Oui ! Il est curieux de revoir ainsi Jennifer, celle qui avait souhaité repartir sur d’autres bases, n’a pas pu résister à une dernière invitation. Elle sera en duo avec Frank Garcia sur un « Arkanya » très aérien, très reposant. Un titre qui ne parvient toutefois pas à projeter la majesté de « Nevermore ». Là encore Jennifer Lassalle est mise à contribution, elle adoucira les ardeurs, la volonté farouche de Frank de s’aligner à la puissance des orchestrations, des percussions et des riffs de guitare. Celle-ci finira par gagner raison. Elle s’illustrera seule sur « Frozen », en compagnie des claviers de Bastien dans une émouvante et tendre balade. La froideur du piano, la fraicheur de sa douce voix quasi-enfantine, vous laisseront contemplatifs, transportés au bord d’un lac gelé, prisonniers dans un cercueil de glace, un sommeil éternel. Une conclusion relaxante qui fera quelque peu oublier la demi-déconvenue d’un « The Path of Divine » assez décousu. Dommage, si on considère des extraits particulièrement remuants et son refrain atteignant des sommets vertigineux.

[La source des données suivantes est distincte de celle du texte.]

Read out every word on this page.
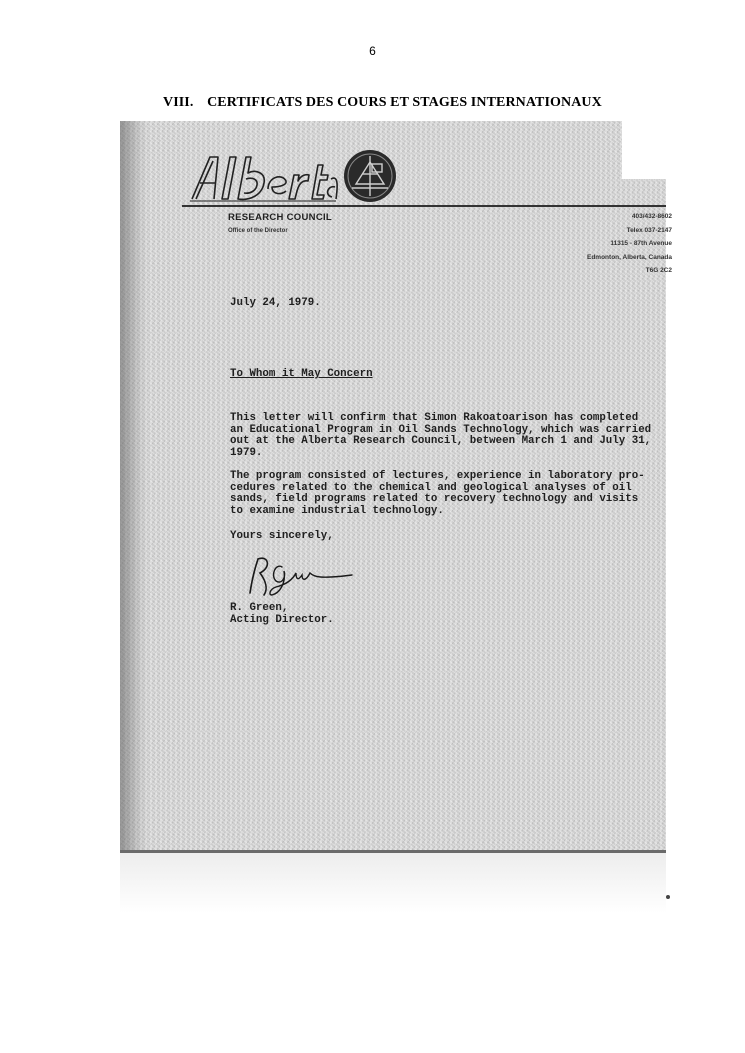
6
VIII. CERTIFICATS DES COURS ET STAGES INTERNATIONAUX
RESEARCH COUNCIL
Office of the Director
403/432-8602
Telex 037-2147
11315 - 87th Avenue
Edmonton, Alberta, Canada
T6G 2C2
July 24, 1979.
To Whom it May Concern
This letter will confirm that Simon Rakoatoarison has completed
an Educational Program in Oil Sands Technology, which was carried
out at the Alberta Research Council, between March 1 and July 31,
1979.
The program consisted of lectures, experience in laboratory pro-
cedures related to the chemical and geological analyses of oil
sands, field programs related to recovery technology and visits
to examine industrial technology.
Yours sincerely,
R. Green,
Acting Director.
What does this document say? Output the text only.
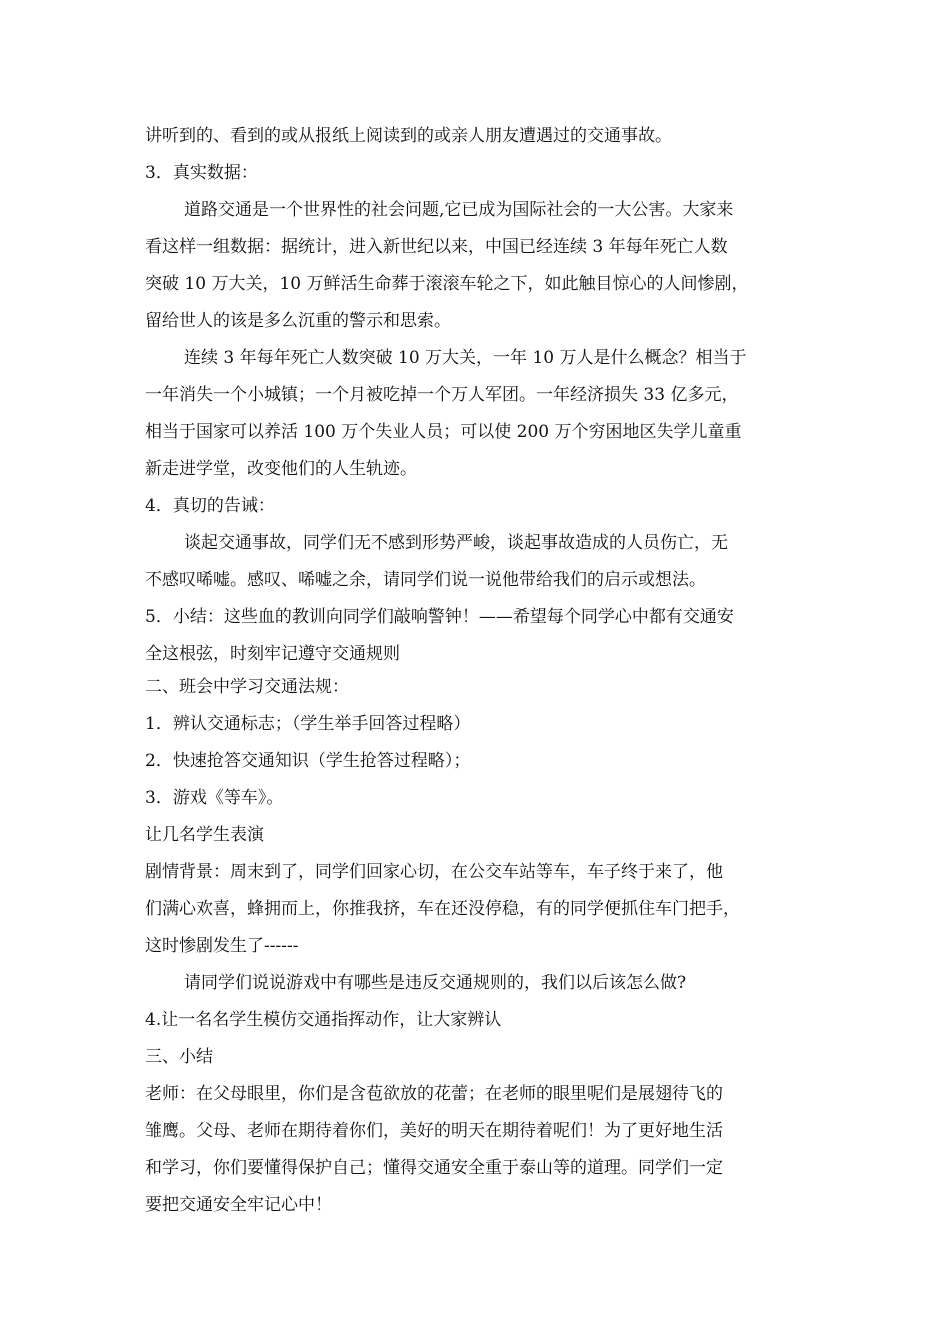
讲听到的、看到的或从报纸上阅读到的或亲人朋友遭遇过的交通事故。
3．真实数据：
道路交通是一个世界性的社会问题,它已成为国际社会的一大公害。大家来
看这样一组数据：据统计，进入新世纪以来，中国已经连续 3 年每年死亡人数
突破 10 万大关，10 万鲜活生命葬于滚滚车轮之下，如此触目惊心的人间惨剧，
留给世人的该是多么沉重的警示和思索。
连续 3 年每年死亡人数突破 10 万大关，一年 10 万人是什么概念？相当于
一年消失一个小城镇；一个月被吃掉一个万人军团。一年经济损失 33 亿多元，
相当于国家可以养活 100 万个失业人员；可以使 200 万个穷困地区失学儿童重
新走进学堂，改变他们的人生轨迹。
4．真切的告诫：
谈起交通事故，同学们无不感到形势严峻，谈起事故造成的人员伤亡，无
不感叹唏嘘。感叹、唏嘘之余，请同学们说一说他带给我们的启示或想法。
5．小结：这些血的教训向同学们敲响警钟！——希望每个同学心中都有交通安
全这根弦，时刻牢记遵守交通规则
二、班会中学习交通法规：
1．辨认交通标志；（学生举手回答过程略）
2．快速抢答交通知识（学生抢答过程略）；
3．游戏《等车》。
让几名学生表演
剧情背景：周末到了，同学们回家心切，在公交车站等车，车子终于来了，他
们满心欢喜，蜂拥而上，你推我挤，车在还没停稳，有的同学便抓住车门把手，
这时惨剧发生了------
请同学们说说游戏中有哪些是违反交通规则的，我们以后该怎么做?
4.让一名名学生模仿交通指挥动作，让大家辨认
三、小结
老师：在父母眼里，你们是含苞欲放的花蕾；在老师的眼里呢们是展翅待飞的
雏鹰。父母、老师在期待着你们，美好的明天在期待着呢们！为了更好地生活
和学习，你们要懂得保护自己；懂得交通安全重于泰山等的道理。同学们一定
要把交通安全牢记心中！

La candeur s’allie ici plus difficilement à la fougue produite par la collaboration du chant masculin et des charges mélodiques.

En revanche, il est fort à parier sur un sentiment unanime quant à la qualité sonore de l’ouvrage. Les divers intervenants ressortent bien à l’écoute, l’environnement a été remarquablement travaillé. Bastien Sablé derrière ses claviers nous fait part de créations d’orfèvre, d’une beauté frôlant l’excellence. Un peu plus d’originalité en provenance de la guitare de Damien Marco aurait pu être envisagée. Cette dernière monte immédiatement au front, mais il lui manquerait la parade, l’explosivité pour enfoncer les lignes comme le fait très bien Frank avec sa seule voix. Quoique l’instrument est parfois capable de prouesses et de bonnes sorties. Nous pourrons ainsi retenir son solo très Helloweenien sur « Unfold Legend ». Mais hormis cette prestation, la guitare se montre assez discrète, même sur ce titre façonné à la manière d’un « Rhapsody ». « Operadyse » n’aura pas lésiné sur la dose d’épique. Sur le morceau « Pandemonium », on en rajouterait en quantité. A tel point, que l’on associera cet éponyme aux derniers travaux de « Fairyland ». La correspondance entre les deux formations françaises doit surtout à l’utilisation des chœurs guerriers, sur cette piste seulement. « Operadyse » songerait presque à subtiliser la couronne du baron Philippe Giordana.

Le metalleux n’éprouve aucune difficulté à représenter l’enfer. Mais qu’en est-il du paradis ? Que l’on soit croyant ou non, là n’est pas le problème. Dur de concevoir quelque chose d’à peine entrevu dans la réalité. Certaines pièces de power symphoniques nous aideront à ne pas rendre copie blanche. On songera naturellement à « Rhapsody Of Fire », mais aussi aux français « Fairyland » et « Operadyse ». Bien que le dernier cité ait en vérité un fort penchant pour le power énergique et ultra-mélodique de « Sonata Arctica ». Une proximité qui a son effet sur les fans de la période glorieuse des finlandais, celle du début des années 2000. Une période aujourd’hui rejetée, mais tellement de fois reproduite. La nostalgie ne trompe décidément personne. Le pandémonium d’« Operadyse » se retrouve à l’abri des enfers, dans nos plus beaux souvenirs.